= Ernest Shahid =

Ernest Shahid (August 12, 1921 – December 31, 2008), a pioneering Florida commercial real estate developer, helped transform Destin and coastal Okaloosa County into a major tourist vacation destination. Shahid built the first major highrise condominium complex on the Emerald Coast in 1971. Its success sparked a flurry of resort complexes and economic development.

==Early life==

Ernest Wadere Shahid was born in South Carolina into a family of Lebanese immigrants. He spent his childhood in Timmonsville before leaving to attend Presbyterian College where he played on the football team. Shahid married Margaret Pharo of Birmingham, Alabama, in 1942 and served in the Army Air Corps between 1943 and 1945. Following his military service the Shahids moved to Birmingham where Ernest worked at his father-in-law's five-and-dime store. There he had three children, Ernest Jr, Wayne, and Cary and three more once he relocated to Destin; Mark and the twins (Lisa and Lynda).

==Career==

Shahid began his career as a builder when the contractor he hired to construct his home quit. Shahid hired the construction crew, completing the home under budget. From there he went on to build homes throughout Birmingham from 1946 to 1952.

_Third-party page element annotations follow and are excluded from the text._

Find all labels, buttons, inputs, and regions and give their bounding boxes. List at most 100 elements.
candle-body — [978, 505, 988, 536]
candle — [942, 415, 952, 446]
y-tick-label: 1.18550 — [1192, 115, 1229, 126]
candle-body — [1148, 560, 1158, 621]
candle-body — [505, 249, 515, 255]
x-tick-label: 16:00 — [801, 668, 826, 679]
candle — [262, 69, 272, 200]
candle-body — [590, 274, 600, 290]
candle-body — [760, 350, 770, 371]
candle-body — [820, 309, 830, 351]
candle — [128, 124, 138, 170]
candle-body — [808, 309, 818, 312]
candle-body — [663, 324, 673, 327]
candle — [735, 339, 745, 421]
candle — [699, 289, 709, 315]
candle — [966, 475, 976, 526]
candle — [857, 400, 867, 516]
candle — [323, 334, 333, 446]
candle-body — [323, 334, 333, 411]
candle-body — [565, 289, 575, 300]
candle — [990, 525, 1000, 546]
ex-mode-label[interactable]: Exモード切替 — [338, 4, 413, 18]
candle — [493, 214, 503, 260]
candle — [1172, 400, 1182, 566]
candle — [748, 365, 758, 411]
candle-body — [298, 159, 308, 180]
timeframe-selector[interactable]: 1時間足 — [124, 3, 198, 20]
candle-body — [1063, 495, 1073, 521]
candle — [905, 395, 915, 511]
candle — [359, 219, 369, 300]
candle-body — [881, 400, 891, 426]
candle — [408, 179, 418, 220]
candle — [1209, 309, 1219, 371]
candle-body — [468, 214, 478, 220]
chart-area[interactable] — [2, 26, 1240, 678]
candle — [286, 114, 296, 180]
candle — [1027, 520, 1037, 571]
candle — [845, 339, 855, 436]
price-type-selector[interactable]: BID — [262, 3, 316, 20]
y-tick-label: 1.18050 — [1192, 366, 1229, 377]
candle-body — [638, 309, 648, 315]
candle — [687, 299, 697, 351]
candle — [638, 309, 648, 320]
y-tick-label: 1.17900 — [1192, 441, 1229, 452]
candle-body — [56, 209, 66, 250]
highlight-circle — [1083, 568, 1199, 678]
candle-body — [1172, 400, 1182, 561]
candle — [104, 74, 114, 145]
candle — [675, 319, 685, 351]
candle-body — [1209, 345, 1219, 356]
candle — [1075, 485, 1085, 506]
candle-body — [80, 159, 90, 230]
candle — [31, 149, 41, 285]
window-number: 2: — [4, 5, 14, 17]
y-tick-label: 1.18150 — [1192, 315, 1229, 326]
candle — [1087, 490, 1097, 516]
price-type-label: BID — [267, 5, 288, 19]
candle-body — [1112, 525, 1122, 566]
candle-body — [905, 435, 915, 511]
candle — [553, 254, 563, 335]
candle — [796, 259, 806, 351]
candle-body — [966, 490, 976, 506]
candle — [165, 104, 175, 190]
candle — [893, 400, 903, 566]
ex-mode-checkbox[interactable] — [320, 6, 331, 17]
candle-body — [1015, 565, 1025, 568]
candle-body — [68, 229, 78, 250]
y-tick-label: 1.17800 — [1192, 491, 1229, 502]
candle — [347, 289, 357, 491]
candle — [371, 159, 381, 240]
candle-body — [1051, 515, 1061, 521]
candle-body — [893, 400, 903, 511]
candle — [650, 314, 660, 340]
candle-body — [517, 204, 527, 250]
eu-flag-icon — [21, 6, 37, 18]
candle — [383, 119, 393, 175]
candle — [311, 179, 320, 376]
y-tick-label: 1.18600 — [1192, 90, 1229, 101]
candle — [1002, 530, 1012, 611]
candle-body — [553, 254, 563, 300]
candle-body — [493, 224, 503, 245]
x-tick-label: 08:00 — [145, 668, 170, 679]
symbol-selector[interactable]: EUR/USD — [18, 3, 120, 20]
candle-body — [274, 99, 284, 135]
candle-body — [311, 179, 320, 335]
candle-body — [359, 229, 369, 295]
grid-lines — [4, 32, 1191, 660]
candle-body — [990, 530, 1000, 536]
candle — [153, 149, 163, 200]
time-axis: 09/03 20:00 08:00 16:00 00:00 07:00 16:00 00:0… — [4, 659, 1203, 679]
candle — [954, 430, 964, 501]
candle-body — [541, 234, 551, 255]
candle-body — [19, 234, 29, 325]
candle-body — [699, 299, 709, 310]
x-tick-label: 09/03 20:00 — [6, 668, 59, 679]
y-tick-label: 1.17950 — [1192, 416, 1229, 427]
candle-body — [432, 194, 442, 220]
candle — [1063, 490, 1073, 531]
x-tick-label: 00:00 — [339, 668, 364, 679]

Moving to Florida in 1952, Shahid purchased the Riviera Hotel in Destin and built the Shoreline Hotel in 1955.

It was in 1971-72 that Shahid made his most significant contribution to Destin by building the town's first highrise condominium, the Shoreline Towers. At the time there were no other major condominium complexes or resorts in Walton or Okaloosa counties. The construction of the Shoreline Towers heralded the beginning of Destin's transformation from a sleepy fishing village into one of the most significant holiday locations on the Florida panhandle.

Shahid went on to develop other major coastal projects in Destin, including Shoreline Towers West in 1978 (renamed The Tides) and Regency Towers in 1982. He has been called "the man who...has done more to change the face of Destin", in part because Shoreline Towers "brough a world of money into Okaloosa County."